'Nest for medical devices' launches out of Y Combinator

The latest company out of famed tech accelerator Y Combinator is a med tech: Shift Labs. The startup aims to make medical devices connected, streamlined and intuitive, much like Google's Nest has done for household thermostats, according to an article in TechCrunch.

Y Combinator has launched some valuable and well-known companies, including dwelling rental service Airbnb and digital storage company Dropbox. But few of them have been focused on med tech, making the Shift Labs experience a particularly intriguing one. Twice a year, Y Combinator invites a startup class--the most recent one was 85 companies--to provide them each with a $120,000 investment and three months of residence and tutelage within the accelerator.

Rather than devices that compete through added bells and whistles, Shift Labs aims to create med tech that appeals to the user and doesn't aim to justify a higher cost via unnecessary add-ons, the article suggests.

"I once had a VP of a medical device company who took me aside and said, 'We could make simpler and cheaper devices, but then our revenue wouldn't support our sales force,'" Shift Labs' CEO Beth Kolko told TechCrunch. "There is no reason why we can't make products for nurses and medical practitioners that they enjoy using. But no one is building products for the people who are going to be providing the care."
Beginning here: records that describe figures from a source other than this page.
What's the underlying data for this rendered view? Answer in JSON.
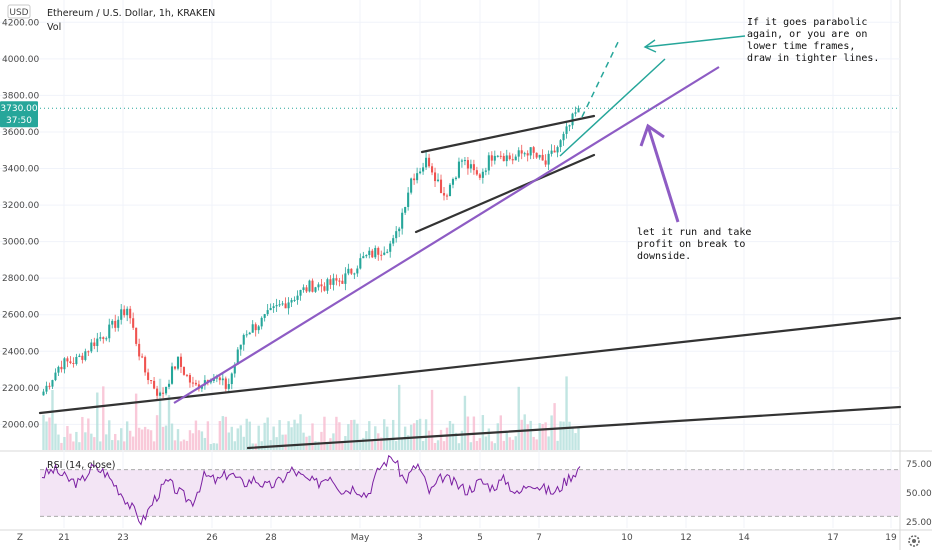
{
  "header": {
    "symbol_title": "Ethereum / U.S. Dollar, 1h, KRAKEN",
    "volume_label": "Vol",
    "currency_label": "USD"
  },
  "price_tag": {
    "value": "3730.00",
    "countdown": "37:50"
  },
  "rsi_legend": "RSI (14, close)",
  "bottom_left_label": "Z",
  "gear_icon": "gear-icon",
  "colors": {
    "up": "#26a69a",
    "down": "#ef5350",
    "rsi_line": "#7b1fa2",
    "rsi_band": "#f3e5f5",
    "trend_purple": "#8e5cc4",
    "trend_teal": "#26a69a",
    "trend_black": "#333333"
  },
  "annotations": {
    "top_note": [
      "If it goes parabolic",
      "again, or you are on",
      "lower time frames,",
      "draw in tighter lines."
    ],
    "bottom_note": [
      "let it run and take",
      "profit on break to",
      "downside."
    ]
  },
  "chart_data": [
    {
      "type": "candlestick",
      "title": "Ethereum / U.S. Dollar, 1h, KRAKEN",
      "x_tick_labels": [
        "21",
        "23",
        "26",
        "28",
        "May",
        "3",
        "5",
        "7",
        "10",
        "12",
        "14",
        "17",
        "19"
      ],
      "y_tick_labels": [
        "2000.00",
        "2200.00",
        "2400.00",
        "2600.00",
        "2800.00",
        "3000.00",
        "3200.00",
        "3400.00",
        "3600.00",
        "3800.00",
        "4000.00",
        "4200.00"
      ],
      "ylim": [
        1860,
        4300
      ],
      "y_scale": "linear",
      "grid": true,
      "last_price": 3730,
      "price_path": [
        {
          "date": "Apr 19",
          "close": 2180
        },
        {
          "date": "Apr 20",
          "close": 2330
        },
        {
          "date": "Apr 21",
          "close": 2350
        },
        {
          "date": "Apr 21",
          "close": 2450
        },
        {
          "date": "Apr 22",
          "close": 2520
        },
        {
          "date": "Apr 22",
          "close": 2640
        },
        {
          "date": "Apr 23",
          "close": 2300
        },
        {
          "date": "Apr 23",
          "close": 2150
        },
        {
          "date": "Apr 24",
          "close": 2350
        },
        {
          "date": "Apr 25",
          "close": 2200
        },
        {
          "date": "Apr 25",
          "close": 2270
        },
        {
          "date": "Apr 26",
          "close": 2200
        },
        {
          "date": "Apr 26",
          "close": 2500
        },
        {
          "date": "Apr 27",
          "close": 2560
        },
        {
          "date": "Apr 28",
          "close": 2640
        },
        {
          "date": "Apr 28",
          "close": 2700
        },
        {
          "date": "Apr 29",
          "close": 2760
        },
        {
          "date": "Apr 30",
          "close": 2760
        },
        {
          "date": "Apr 30",
          "close": 2800
        },
        {
          "date": "May 1",
          "close": 2900
        },
        {
          "date": "May 2",
          "close": 2950
        },
        {
          "date": "May 3",
          "close": 3000
        },
        {
          "date": "May 3",
          "close": 3350
        },
        {
          "date": "May 4",
          "close": 3450
        },
        {
          "date": "May 4",
          "close": 3250
        },
        {
          "date": "May 5",
          "close": 3450
        },
        {
          "date": "May 5",
          "close": 3350
        },
        {
          "date": "May 6",
          "close": 3500
        },
        {
          "date": "May 6",
          "close": 3450
        },
        {
          "date": "May 7",
          "close": 3500
        },
        {
          "date": "May 7",
          "close": 3420
        },
        {
          "date": "May 8",
          "close": 3550
        },
        {
          "date": "May 8",
          "close": 3730
        }
      ],
      "volume_present": true
    },
    {
      "type": "line",
      "title": "RSI (14, close)",
      "y_tick_labels": [
        "75.00",
        "50.00",
        "25.00"
      ],
      "ylim": [
        20,
        80
      ],
      "overbought": 70,
      "oversold": 30,
      "rsi_path": [
        65,
        70,
        62,
        58,
        72,
        68,
        55,
        40,
        25,
        45,
        60,
        50,
        42,
        65,
        60,
        68,
        58,
        62,
        55,
        60,
        70,
        62,
        58,
        66,
        52,
        55,
        48,
        72,
        82,
        60,
        75,
        50,
        64,
        58,
        52,
        60,
        55,
        62,
        48,
        60,
        54,
        50,
        62,
        72
      ]
    }
  ]
}
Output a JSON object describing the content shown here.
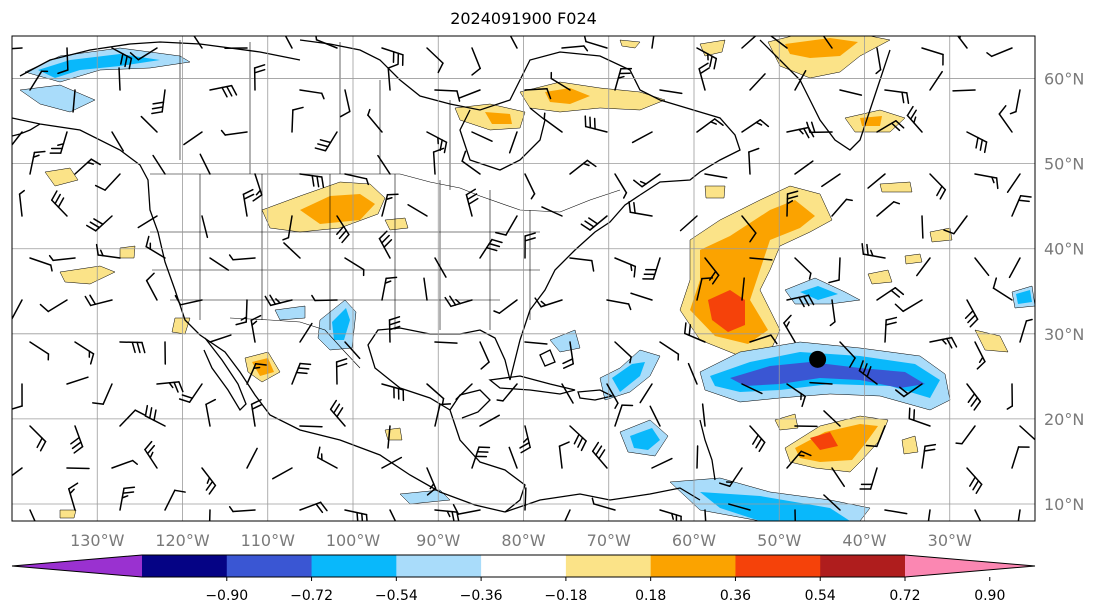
{
  "title": "2024091900 F024",
  "map": {
    "lon_labels": [
      "130°W",
      "120°W",
      "110°W",
      "100°W",
      "90°W",
      "80°W",
      "70°W",
      "60°W",
      "50°W",
      "40°W",
      "30°W"
    ],
    "lat_labels": [
      "60°N",
      "50°N",
      "40°N",
      "30°N",
      "20°N",
      "10°N"
    ],
    "lon_values": [
      -130,
      -120,
      -110,
      -100,
      -90,
      -80,
      -70,
      -60,
      -50,
      -40,
      -30
    ],
    "lat_values": [
      60,
      50,
      40,
      30,
      20,
      10
    ],
    "extent": {
      "lon_min": -140,
      "lon_max": -20,
      "lat_min": 8,
      "lat_max": 65
    },
    "storm_marker": {
      "lon": -45.5,
      "lat": 27,
      "label": ""
    },
    "anomaly_colors": {
      "pos_018_036": "#fbe388",
      "pos_036_054": "#fba300",
      "pos_054_072": "#f5420a",
      "neg_018_036": "#a9dcfa",
      "neg_036_054": "#09b8fb",
      "neg_054_072": "#3a56d3"
    }
  },
  "colorbar": {
    "colors": [
      "#9a31d0",
      "#050385",
      "#3a56d3",
      "#09b8fb",
      "#a9dcfa",
      "#ffffff",
      "#fbe388",
      "#fba300",
      "#f5420a",
      "#af1d1d",
      "#fb87b2"
    ],
    "tick_labels": [
      "−0.90",
      "−0.72",
      "−0.54",
      "−0.36",
      "−0.18",
      "0.18",
      "0.36",
      "0.54",
      "0.72",
      "0.90"
    ]
  }
}
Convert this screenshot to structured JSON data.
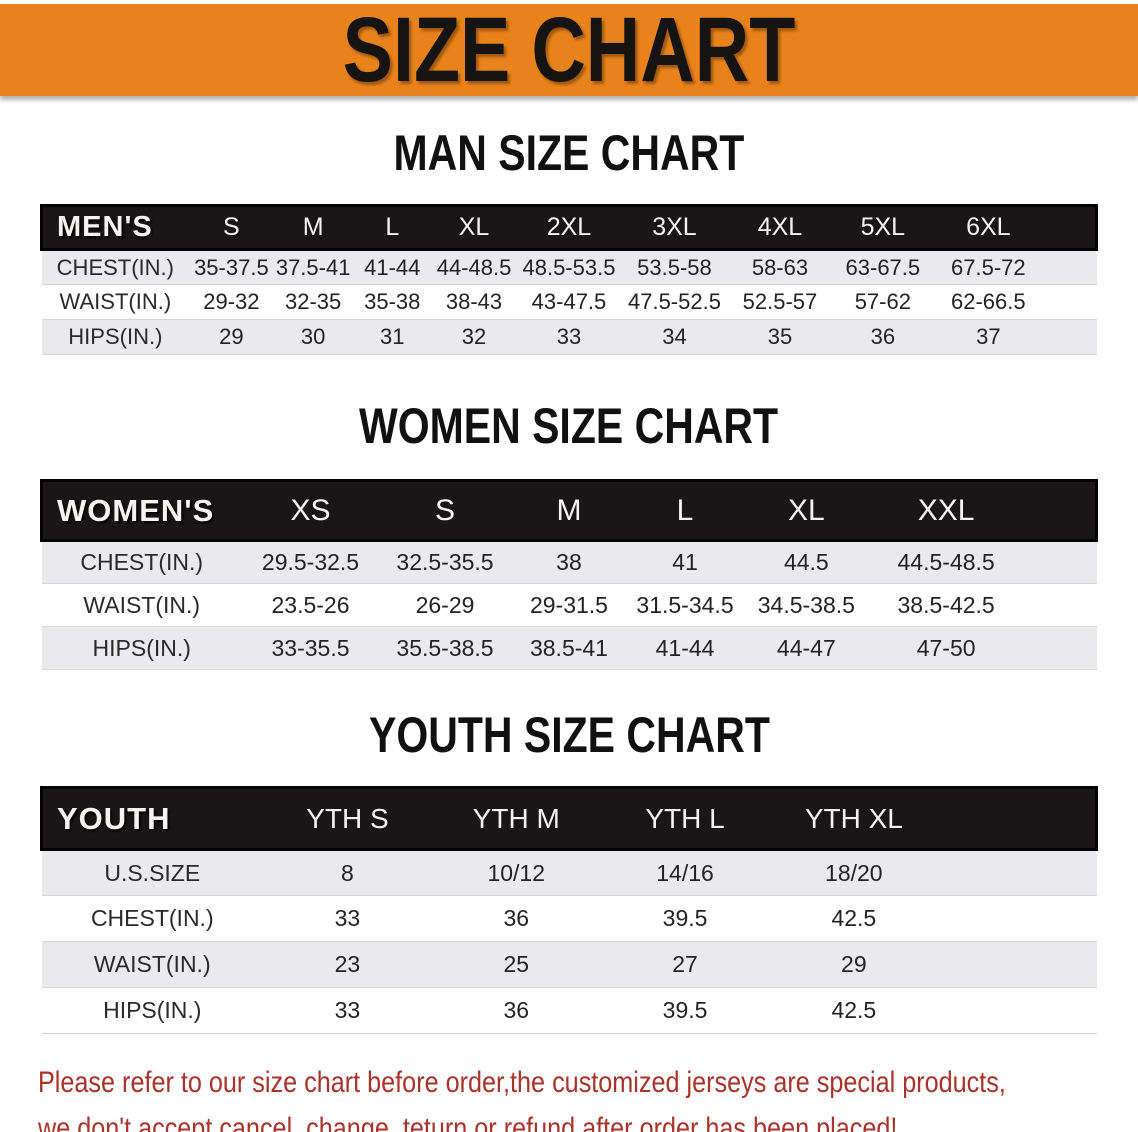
{
  "banner": {
    "title": "SIZE CHART",
    "bg_color": "#e8831b",
    "text_color": "#161413"
  },
  "sections": [
    {
      "title": "MAN SIZE CHART",
      "header_label": "MEN'S",
      "columns": [
        "S",
        "M",
        "L",
        "XL",
        "2XL",
        "3XL",
        "4XL",
        "5XL",
        "6XL"
      ],
      "rows": [
        {
          "label": "CHEST(IN.)",
          "values": [
            "35-37.5",
            "37.5-41",
            "41-44",
            "44-48.5",
            "48.5-53.5",
            "53.5-58",
            "58-63",
            "63-67.5",
            "67.5-72"
          ]
        },
        {
          "label": "WAIST(IN.)",
          "values": [
            "29-32",
            "32-35",
            "35-38",
            "38-43",
            "43-47.5",
            "47.5-52.5",
            "52.5-57",
            "57-62",
            "62-66.5"
          ]
        },
        {
          "label": "HIPS(IN.)",
          "values": [
            "29",
            "30",
            "31",
            "32",
            "33",
            "34",
            "35",
            "36",
            "37"
          ]
        }
      ]
    },
    {
      "title": "WOMEN SIZE CHART",
      "header_label": "WOMEN'S",
      "columns": [
        "XS",
        "S",
        "M",
        "L",
        "XL",
        "XXL"
      ],
      "rows": [
        {
          "label": "CHEST(IN.)",
          "values": [
            "29.5-32.5",
            "32.5-35.5",
            "38",
            "41",
            "44.5",
            "44.5-48.5"
          ]
        },
        {
          "label": "WAIST(IN.)",
          "values": [
            "23.5-26",
            "26-29",
            "29-31.5",
            "31.5-34.5",
            "34.5-38.5",
            "38.5-42.5"
          ]
        },
        {
          "label": "HIPS(IN.)",
          "values": [
            "33-35.5",
            "35.5-38.5",
            "38.5-41",
            "41-44",
            "44-47",
            "47-50"
          ]
        }
      ]
    },
    {
      "title": "YOUTH SIZE CHART",
      "header_label": "YOUTH",
      "columns": [
        "YTH S",
        "YTH M",
        "YTH L",
        "YTH XL"
      ],
      "rows": [
        {
          "label": "U.S.SIZE",
          "values": [
            "8",
            "10/12",
            "14/16",
            "18/20"
          ]
        },
        {
          "label": "CHEST(IN.)",
          "values": [
            "33",
            "36",
            "39.5",
            "42.5"
          ]
        },
        {
          "label": "WAIST(IN.)",
          "values": [
            "23",
            "25",
            "27",
            "29"
          ]
        },
        {
          "label": "HIPS(IN.)",
          "values": [
            "33",
            "36",
            "39.5",
            "42.5"
          ]
        }
      ]
    }
  ],
  "footer": {
    "line1": "Please refer to our size chart before order,the customized jerseys are special products,",
    "line2": "we don't accept cancel, change, teturn or refund after order has been placed!",
    "text_color": "#a8332b"
  }
}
DripAssist--Courtesy of Shift labs

For example, its first product is DripAssist, a very simple infusion pump for monitoring an IV drip. The device retails for $225 and runs for days on a single AA battery; infusion pumps typically cost from $5,000 to $15,000 so their use is limited to the most needy patients, the article suggests. The DripAssist is being sold in some international markets and for veterinary usage, while Shift Labs works toward FDA clearance.

Shift is in the current Y Combinator class and has already secured seed funding from it and several angel investors. The startup thinks it has an advantage over established medical device companies that are highly invested in continuing to build upon the way they've been doing things.

"They are so used to just doing the feature creep thing. They're not starting from point zero and saying, 'Is this what people want? How do we build it in such a way that it fulfills the necessary function?'" Kolko told TechCrunch. "This is where, being a startup, we have an advantage."